Amazon Deal—Trickle-down Economics and Gentrification

Amazon HQ2,Development,Jobs — @ 4:18 pm

Arlington County and the State of Virginia’s subsidy package for Amazon to locate its HQ2 facility in Arlington is another version of trickle-down economics or voodoo economics theory that giving more public funds to the rich and corporations will trickle down to lower income and middle class people. This is yet another episode in the Democratic county board’s determination to gentrify Arlington and eliminate the few remaining moderate income residents, both renters and homeowners and replace them with households earning well in excess of $150,000 a year.

The first impact on Arlington housing will be to raise rents and to raise prices of condos and houses. In Arlington a majority of resident are renters and not homeowners, and renters will clearly pay a price in the form of higher rents. The Arlington County Board has promised to spend $7 million a year to add 100 subsidized apartment to help renters, an amount so small in relation in relation to Arlington’s over 50,000 rental units as to be a joke.

The county and the State are giving Amazon roughly $1.5-2.0 billion in incentives; the chief beneficiary is the CEO and principal owner of Amazon Jeff Bezos, the wealthiest man on the Planet. So the premise is that if taxpayers in Virginia and Arlington give the richest man on Earth $2 billion, then there will be a wonderful world created that will trickle down prosperity on the rest of us.

The Arlington County Board’s mindless enthusiasm over giving Amazon as much as $400 million as incentives for 25,000 more Amazon employees to Crystal City within a decade or so must be dampened with the likelihood that higher local government expenses will absorb a high share of the expected higher tax revenues and that the cost of the subsidy itself will have to paid by current taxpayers.
The essential problem for Arlington is that we spend today about $22,000 per public student, and it is expected that these new Amazon employees will add at least 1,000 students to APS. Our schools are already overcrowded, and these new students will require the equivalent of two new elementary schools or a new middle school or a new high school. The new residents will also need our other services—recreation, libraries, social services, police and fire, sanitation, and the myriad services we Arlington residents cherish.

A George Mason University (GMU) report in November 2018 by Stephen Fuller found that a new Amazon HQ2 in Crystal City would add about 8,000 Amazon related households to Arlington, (The Economic and Fiscal Impacts of Locating Amazon HQ2 in Arlington, VA,). It also highlights that currently Arlington County spends $850 more per capita today than it gets from tax revenues so adding 8,000 new households with around 2 persons/household means that Arlington’s fiscal deficit rises by about $15 million, which is somewhat offset by $8.7 million in added tax revenue.
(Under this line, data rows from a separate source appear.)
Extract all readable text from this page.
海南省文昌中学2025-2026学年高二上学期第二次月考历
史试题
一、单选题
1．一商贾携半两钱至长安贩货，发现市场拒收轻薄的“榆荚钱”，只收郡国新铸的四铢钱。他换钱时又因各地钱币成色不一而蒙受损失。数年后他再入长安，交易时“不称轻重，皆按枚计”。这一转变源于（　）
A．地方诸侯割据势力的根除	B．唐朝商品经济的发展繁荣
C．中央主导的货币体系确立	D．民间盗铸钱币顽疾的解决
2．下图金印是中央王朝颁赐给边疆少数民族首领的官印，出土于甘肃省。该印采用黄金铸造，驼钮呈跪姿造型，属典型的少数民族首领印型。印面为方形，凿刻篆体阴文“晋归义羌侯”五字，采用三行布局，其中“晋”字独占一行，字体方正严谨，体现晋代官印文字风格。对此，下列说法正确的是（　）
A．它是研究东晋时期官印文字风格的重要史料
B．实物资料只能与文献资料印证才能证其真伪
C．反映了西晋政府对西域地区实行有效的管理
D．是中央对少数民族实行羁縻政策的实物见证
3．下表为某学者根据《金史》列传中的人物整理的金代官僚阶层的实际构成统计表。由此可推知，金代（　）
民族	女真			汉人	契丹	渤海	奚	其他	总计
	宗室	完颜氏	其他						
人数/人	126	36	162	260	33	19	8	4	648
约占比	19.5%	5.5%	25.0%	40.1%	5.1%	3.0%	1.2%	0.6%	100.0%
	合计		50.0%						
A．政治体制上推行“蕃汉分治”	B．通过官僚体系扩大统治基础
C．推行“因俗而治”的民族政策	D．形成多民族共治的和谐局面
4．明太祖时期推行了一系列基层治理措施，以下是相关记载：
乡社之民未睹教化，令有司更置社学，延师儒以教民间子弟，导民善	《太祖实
Non-resident Amazon employees are expected to generate tax revenues that will add up to $19 million in tax revenue,

However, if one uses current school spending costs of almost $22,000 per student to obtain more accurate fiscal costs in Arlington, then the net fiscal impact of HQ2 shrinks to about $5 million a year. This is a trivial or negligible sum, compared to Arlington County’s annual fiscal revenues of about $1.3 billion in FY 2017. It also underscores how fragile are reports that there will be a large positive impact on Arlington of HQ2.

Beyond the higher school and services spending to meet the needs of these new Amazon employee residents, the county government will still have to pay off the $359 million in infrastructure bonds for Crystal City, come up with $7 million more per year for 10 years for affordable housing assistance, and then pay Amazon roughly $51 million from TOT and IFF funds over 10 to 15 years. This merely adds to net fiscal deficit that Amazon HQ2 will bring to Arlington.

This trickle down deal for Mr. Bezos the richest man in the Planet certainly provides a financial boost to Amazon, but it will cost Arlington taxpayers big time.